Ashaunta Tumblin Anderson, MD, MPH, MSHS

2010-2011

Assistant Professor of Pediatrics, Keck School of Medicine, University of Southern California, Los Angeles, CA

Dr. Ashaunta Tumblin completed her Pediatric Residency at Baylor College of Medicine, Houston, Texas. Among her research experiences, she was a fellow in NIH’s Clinical Research Training Program during the 2005-2006 year, and a Schweitzer Fellow at the Albert Schweitzer Hospital during the summer of 2006. It was this experience that solidified her commitment to clinical and research training that inform policy decisions in order to better meet the medical needs of minority populations. Through her ongoing work with the Student National Medical Association, she became involved with the Girls Achieving in Life and Science (GALS) program. Along with a classmate, she partnered with a local community after-school program that offered a group called Girl Power and created a new GALS program for “tweens,” aged 8-10 years. Dr.
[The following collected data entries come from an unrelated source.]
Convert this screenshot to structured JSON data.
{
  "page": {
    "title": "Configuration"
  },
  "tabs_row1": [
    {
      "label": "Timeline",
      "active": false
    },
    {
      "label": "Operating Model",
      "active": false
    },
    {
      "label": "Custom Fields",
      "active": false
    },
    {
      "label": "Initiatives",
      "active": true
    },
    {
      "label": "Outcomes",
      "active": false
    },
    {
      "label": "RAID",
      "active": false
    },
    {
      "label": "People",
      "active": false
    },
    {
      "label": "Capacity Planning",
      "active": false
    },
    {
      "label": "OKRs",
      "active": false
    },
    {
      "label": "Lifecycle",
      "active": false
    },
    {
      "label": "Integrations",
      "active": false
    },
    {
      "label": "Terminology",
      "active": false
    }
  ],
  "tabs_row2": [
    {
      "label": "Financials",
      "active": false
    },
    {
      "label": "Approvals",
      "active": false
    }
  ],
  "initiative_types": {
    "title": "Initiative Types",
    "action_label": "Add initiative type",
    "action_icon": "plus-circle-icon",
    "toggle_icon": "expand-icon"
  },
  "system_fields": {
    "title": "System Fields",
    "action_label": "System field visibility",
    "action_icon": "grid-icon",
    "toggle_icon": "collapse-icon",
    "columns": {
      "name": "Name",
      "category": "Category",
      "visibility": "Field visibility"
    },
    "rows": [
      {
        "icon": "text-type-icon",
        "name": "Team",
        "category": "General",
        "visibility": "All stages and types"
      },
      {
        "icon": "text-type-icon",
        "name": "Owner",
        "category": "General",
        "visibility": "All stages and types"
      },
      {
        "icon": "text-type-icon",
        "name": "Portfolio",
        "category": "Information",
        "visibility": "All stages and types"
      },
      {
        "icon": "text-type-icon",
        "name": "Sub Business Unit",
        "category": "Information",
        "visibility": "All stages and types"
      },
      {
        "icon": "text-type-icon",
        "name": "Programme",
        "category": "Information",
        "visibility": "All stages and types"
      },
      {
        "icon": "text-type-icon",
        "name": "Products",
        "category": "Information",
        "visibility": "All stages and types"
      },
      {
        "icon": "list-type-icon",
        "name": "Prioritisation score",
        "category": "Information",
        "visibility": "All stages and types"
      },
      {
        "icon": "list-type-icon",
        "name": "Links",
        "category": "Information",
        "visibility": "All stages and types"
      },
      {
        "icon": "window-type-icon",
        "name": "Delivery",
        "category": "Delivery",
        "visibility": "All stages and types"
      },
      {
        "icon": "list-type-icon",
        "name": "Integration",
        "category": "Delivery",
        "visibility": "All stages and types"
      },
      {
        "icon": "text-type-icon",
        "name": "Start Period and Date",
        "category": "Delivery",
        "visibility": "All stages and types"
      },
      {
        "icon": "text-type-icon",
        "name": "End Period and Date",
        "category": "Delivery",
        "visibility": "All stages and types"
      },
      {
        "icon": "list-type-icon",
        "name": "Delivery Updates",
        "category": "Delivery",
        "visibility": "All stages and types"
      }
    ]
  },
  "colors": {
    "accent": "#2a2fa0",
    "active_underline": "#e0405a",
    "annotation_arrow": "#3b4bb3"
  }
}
Tumblin received her medical degree from Harvard Medical School in 2007. She graduated cum laude in a special field investigating acute painful episodes in patients with sickle cell disease.
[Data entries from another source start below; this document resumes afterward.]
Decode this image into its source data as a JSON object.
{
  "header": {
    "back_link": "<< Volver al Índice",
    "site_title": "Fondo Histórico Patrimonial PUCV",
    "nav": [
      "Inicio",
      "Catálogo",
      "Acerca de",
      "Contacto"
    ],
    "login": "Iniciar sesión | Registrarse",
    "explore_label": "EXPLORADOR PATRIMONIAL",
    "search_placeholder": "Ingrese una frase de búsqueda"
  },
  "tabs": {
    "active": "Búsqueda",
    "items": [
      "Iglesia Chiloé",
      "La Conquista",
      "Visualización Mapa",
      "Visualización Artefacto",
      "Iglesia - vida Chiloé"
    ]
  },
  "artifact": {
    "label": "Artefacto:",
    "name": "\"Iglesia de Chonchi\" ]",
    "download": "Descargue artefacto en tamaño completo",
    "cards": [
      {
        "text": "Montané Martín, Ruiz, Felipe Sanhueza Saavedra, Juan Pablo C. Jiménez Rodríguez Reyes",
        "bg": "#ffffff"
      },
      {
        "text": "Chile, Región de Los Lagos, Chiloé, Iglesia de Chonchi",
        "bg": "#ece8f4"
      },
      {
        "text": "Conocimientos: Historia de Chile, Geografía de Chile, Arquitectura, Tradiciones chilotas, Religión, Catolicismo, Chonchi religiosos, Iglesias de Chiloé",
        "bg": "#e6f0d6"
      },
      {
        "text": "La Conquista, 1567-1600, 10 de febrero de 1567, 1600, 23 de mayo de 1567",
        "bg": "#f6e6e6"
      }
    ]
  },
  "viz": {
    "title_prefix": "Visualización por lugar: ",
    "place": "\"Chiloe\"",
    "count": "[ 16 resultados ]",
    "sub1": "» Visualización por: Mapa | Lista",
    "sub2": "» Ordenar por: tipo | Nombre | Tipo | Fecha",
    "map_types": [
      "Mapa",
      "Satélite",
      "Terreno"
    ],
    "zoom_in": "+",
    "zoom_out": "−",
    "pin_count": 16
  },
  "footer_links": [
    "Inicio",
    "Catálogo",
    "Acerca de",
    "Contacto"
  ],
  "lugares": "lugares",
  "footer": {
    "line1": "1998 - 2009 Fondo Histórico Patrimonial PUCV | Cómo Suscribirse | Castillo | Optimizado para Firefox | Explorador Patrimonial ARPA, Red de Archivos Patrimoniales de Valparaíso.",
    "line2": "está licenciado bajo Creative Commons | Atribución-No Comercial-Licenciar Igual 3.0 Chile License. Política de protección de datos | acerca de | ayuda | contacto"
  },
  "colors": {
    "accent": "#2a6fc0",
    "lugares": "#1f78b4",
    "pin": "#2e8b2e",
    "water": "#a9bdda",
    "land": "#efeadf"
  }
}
Policy Analysis of the Massachusetts School Readiness Assessment System

Objective:      

The objectives of this policy analysis are to: 1) Develop an understanding and summary of school readiness definitions in other states, 2) Develop an understanding and summary of state-level school readiness policy in Massachusetts, 3) Document district-level school assessment systems in Massachusetts, and 4) Research the potential role of the pediatric community in supporting school readiness.

Background:   

A substantial body of work, especially in the field of brain development, supports the promotion of school readiness during the critical early childhood years. Appropriate early investments in a child’s cognitive, social, emotional, health, motor, and attitudinal capacities have long-lasting positive impacts on that child’s life outcomes. School readiness assessment is one way policymakers, educators, doctors, and families can discern if current interventions are having the desired effects. If such programs are effective, investments in school readiness can be expected to yield returns in both human and financial capital. The enabling statute of the Massachusetts Department of Early Education and Care mandates a comprehensive system of evaluation for all early education, care programs and services. An explicit requirement is the development of a kindergarten readiness assessment system. The goal of such a system is to measure the extent to which every preschool-aged child has a fair and full opportunity to learn upon kindergarten entry. It is further mandated that the development of the kindergarten readiness assessment system be informed through the survey of all providers in the Commonwealth as practical and the review of assessment systems in other states.

Methods:

Snowball sampling was used to conduct 24 semi-structured key informant interviews with 30 national-, state-, and district-level school readiness leaders as well as pediatricians actively engaged in the promotion of school readiness. Interview responses informed the development of a district-targeted electronic survey of kindergarten readiness assessment practices completed by 66 of 164 invited grantees of the Massachusetts Department of Elementary and Secondary Education’s Full Day Kindergarten (FDK) Program. Fifty-six districts of the FDK Program also participated in the webinar-based focus group designed according to key informant responses.

Results:

Common themes of all three instruments revealed the following results: 1) Social and emotional skills are highly valued by national, state, and local leaders in the promotion of school readiness, 2) Current assessment and screening tools do not prioritize the most important determinants of school readiness, 3) Providers require reassurance, support, and training on the priorities of statewide school readiness assessment, and 4) Pediatricians and educators can collaborate better to optimize school readiness and its assessment with the appropriate privacy safeguards in place.

Future Direction:

Policy recommendations center around the need for transparent, active, ongoing communication with district-level leaders and the use of current state investments in inter-agency information technology to foster communication between teachers and physicians mutually engaged in the task of increasing child preparedness for school. Continuing ongoing work at the federal, state, and district levels to operationalize the consensus definition of school readiness into practice and incentivize its assessment is pivotal to the provision of high-quality early education for all children.

Preceptor and Sponsoring Agency:

Carolyn Lyons, Chief Operating Officer, Director of Strategic Partnerships, Strategies for Children, Inc.